Moreover, if the records are disclosed, they could provide further fodder for critics of Webster's appointment, should they show, as Seidman executives suggest, that Webster failed to adequately respond to warnings of financial problems at U.S. Technologies. The virtually insolvent company and its chief executive, C. Gregory Earls, are under a criminal fraud investigation.
Seidman has said it was dismissed as the outside auditor for U.S. Technologies on Aug. 16 of last year after complaining about serious deficiencies in the company's internal financial controls. Webster and another member of the audit committee have responded that they fired Seidman for being too expensive and too slow in conducting audits.
In the interview yesterday, Webster repeated comments he made last week that he has no recollection of being informed about financial problems at the company by Seidman before its dismissal.

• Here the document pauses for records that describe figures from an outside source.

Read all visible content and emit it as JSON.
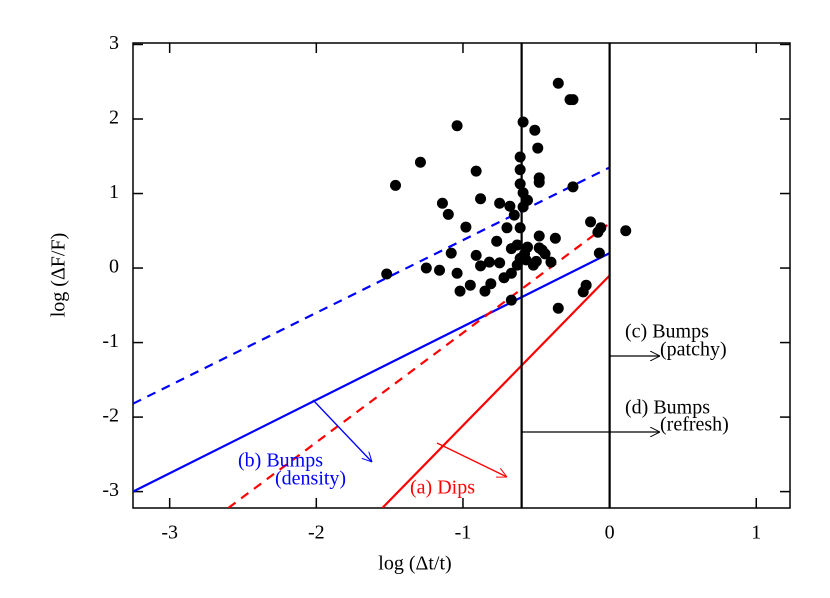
{
  "chart_data": {
    "type": "scatter",
    "x_label": "log (Δt/t)",
    "y_label": "log (ΔF/F)",
    "xlim": [
      -3.25,
      1.23
    ],
    "ylim": [
      -3.22,
      3.02
    ],
    "xticks": [
      -3,
      -2,
      -1,
      0,
      1
    ],
    "yticks": [
      -3,
      -2,
      -1,
      0,
      1,
      2,
      3
    ],
    "color": "#000000",
    "x": [
      -1.52,
      -1.46,
      -1.29,
      -1.25,
      -1.14,
      -1.1,
      -1.16,
      -1.04,
      -1.08,
      -1.04,
      -1.02,
      -0.98,
      -0.95,
      -0.91,
      -0.91,
      -0.88,
      -0.85,
      -0.82,
      -0.81,
      -0.88,
      -0.77,
      -0.75,
      -0.72,
      -0.7,
      -0.68,
      -0.67,
      -0.67,
      -0.65,
      -0.67,
      -0.63,
      -0.63,
      -0.61,
      -0.61,
      -0.61,
      -0.59,
      -0.59,
      -0.61,
      -0.59,
      -0.61,
      -0.58,
      -0.57,
      -0.56,
      -0.56,
      -0.51,
      -0.49,
      -0.48,
      -0.48,
      -0.52,
      -0.5,
      -0.48,
      -0.48,
      -0.46,
      -0.44,
      -0.4,
      -0.37,
      -0.35,
      -0.27,
      -0.25,
      -0.25,
      -0.18,
      -0.16,
      -0.13,
      -0.08,
      -0.06,
      -0.07,
      0.11,
      -0.35,
      -0.75
    ],
    "values": [
      -0.08,
      1.11,
      1.42,
      0,
      0.87,
      0.72,
      -0.03,
      1.91,
      0.2,
      -0.07,
      -0.31,
      0.55,
      -0.23,
      1.3,
      0.17,
      0.03,
      -0.31,
      0.08,
      -0.21,
      0.93,
      0.36,
      0.07,
      -0.13,
      0.54,
      0.83,
      -0.07,
      0.26,
      0.71,
      -0.43,
      0.31,
      0.04,
      1.49,
      1.32,
      1.13,
      1.01,
      0.82,
      0.54,
      1.96,
      0.13,
      0.19,
      0.11,
      0.28,
      0.91,
      1.85,
      1.61,
      1.15,
      1.21,
      0.04,
      0.09,
      0.43,
      0.27,
      0.24,
      0.19,
      0.08,
      0.4,
      2.48,
      2.26,
      2.26,
      1.09,
      -0.32,
      -0.23,
      0.62,
      0.48,
      0.54,
      0.2,
      0.5,
      -0.54,
      0.87
    ],
    "lines": [
      {
        "color": "#0000ff",
        "dash": true,
        "x": [
          -3.25,
          0
        ],
        "values": [
          -1.82,
          1.35
        ]
      },
      {
        "color": "#0000ff",
        "dash": false,
        "x": [
          -3.25,
          0
        ],
        "values": [
          -3.0,
          0.2
        ]
      },
      {
        "color": "#ff0000",
        "dash": true,
        "x": [
          -2.6,
          0
        ],
        "values": [
          -3.22,
          0.6
        ]
      },
      {
        "color": "#ff0000",
        "dash": false,
        "x": [
          -1.55,
          0
        ],
        "values": [
          -3.22,
          -0.1
        ]
      },
      {
        "color": "#000000",
        "dash": false,
        "x": [
          -0.6,
          -0.6
        ],
        "values": [
          -3.22,
          3.02
        ]
      },
      {
        "color": "#000000",
        "dash": false,
        "x": [
          0,
          0
        ],
        "values": [
          -3.22,
          3.02
        ]
      }
    ],
    "annotations": [
      {
        "text": "(b) Bumps",
        "color": "#0000ff"
      },
      {
        "text": "(density)",
        "color": "#0000ff"
      },
      {
        "text": "(a) Dips",
        "color": "#ff0000"
      },
      {
        "text": "(c) Bumps",
        "color": "#000000"
      },
      {
        "text": "(patchy)",
        "color": "#000000"
      },
      {
        "text": "(d) Bumps",
        "color": "#000000"
      },
      {
        "text": "(refresh)",
        "color": "#000000"
      }
    ]
  }
}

"They were charging $700,000 for performing auditing services for a company whose revenues were around $2 million," Webster said. He said he acted vigorously and properly to clean up the problems of "an incubator Internet company that was being run by a bunch of kids."

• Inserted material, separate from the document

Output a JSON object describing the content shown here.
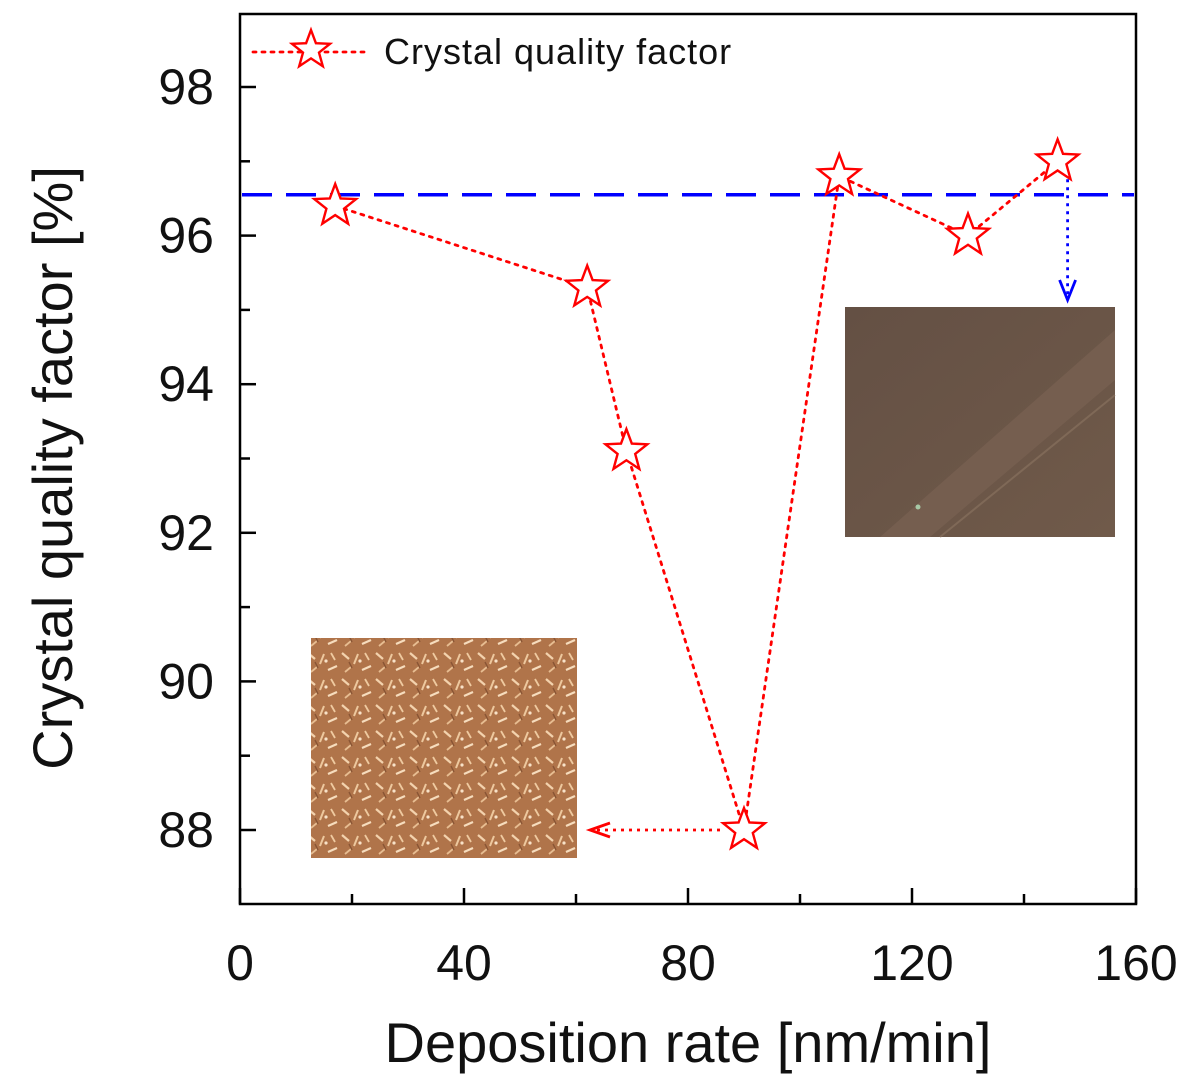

In a letter to the audit committee May 9 of last year, Seidman accountants said that because of a "lack of adequate financial and accounting infrastructure," significant trans-actions were not properly re- corded. But it also noted that the errors were corrected during the audit process. The letter, which has not previously been made public, also recommended that the company hire a more experienced chief financial officer. Webster said the company did so.
Tensions continue
But the tension between U.S. Technologies and the audit firm continued, internal documents indicate. In an e-mail message sent to Seidman on Sept. 6 of last year, a lawyer for U.S. Technologies complained that the accounting firm had decided to file a letter at the SEC "that suggests a disagreement" between the company and the accountants.
In the filing, Seidman said it had "communicated a material weakness in internal control to the audit committee and management" that the company had "deficiencies in recording material transactions timely, and in the organization and retention of financial documents and accounting records."

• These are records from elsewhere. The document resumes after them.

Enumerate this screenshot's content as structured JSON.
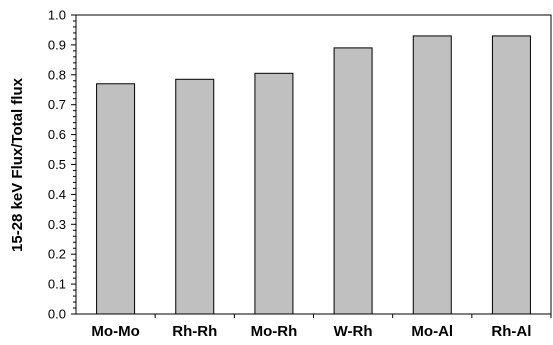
{
  "chart_data": {
    "type": "bar",
    "categories": [
      "Mo-Mo",
      "Rh-Rh",
      "Mo-Rh",
      "W-Rh",
      "Mo-Al",
      "Rh-Al"
    ],
    "values": [
      0.77,
      0.785,
      0.805,
      0.89,
      0.93,
      0.93
    ],
    "title": "",
    "xlabel": "",
    "ylabel": "15-28 keV Flux/Total flux",
    "ylim": [
      0.0,
      1.0
    ],
    "yticks": [
      "0.0",
      "0.1",
      "0.2",
      "0.3",
      "0.4",
      "0.5",
      "0.6",
      "0.7",
      "0.8",
      "0.9",
      "1.0"
    ],
    "grid": false,
    "legend": "none",
    "bar_color": "#c0c0c0",
    "bar_edge_color": "#000000"
  }
}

Webster is under investigation by the SEC over his conduct at U.S. Technologies. Pitt is the subject of three inquiries for failing to tell the other commissioners about the issues at the company.
Last night, Pitt abruptly canceled a speaking engagement in New York for today, saying he had encountered a "scheduling conflict" after confirming to reporters earlier in the day that he intended to appear before a conference of financial executives. The SEC also announced that its chief accountant, Robert K. Herdman, who is also being investigated for his role in Webster's selection, had canceled speaking engagements this week.
Reacting earlier in the day to Schumer's call for Pitt to step down, Harlan, the commission spokeswoman, noted that Pitt "serves at the pleasure of the president."
She said, "The chairman intends to lead the commission in implementing the Sarbanes-Oxley reforms and continue the aggressive enforcement agenda of the past year," referring to the corporate and accounting law adopted last summer.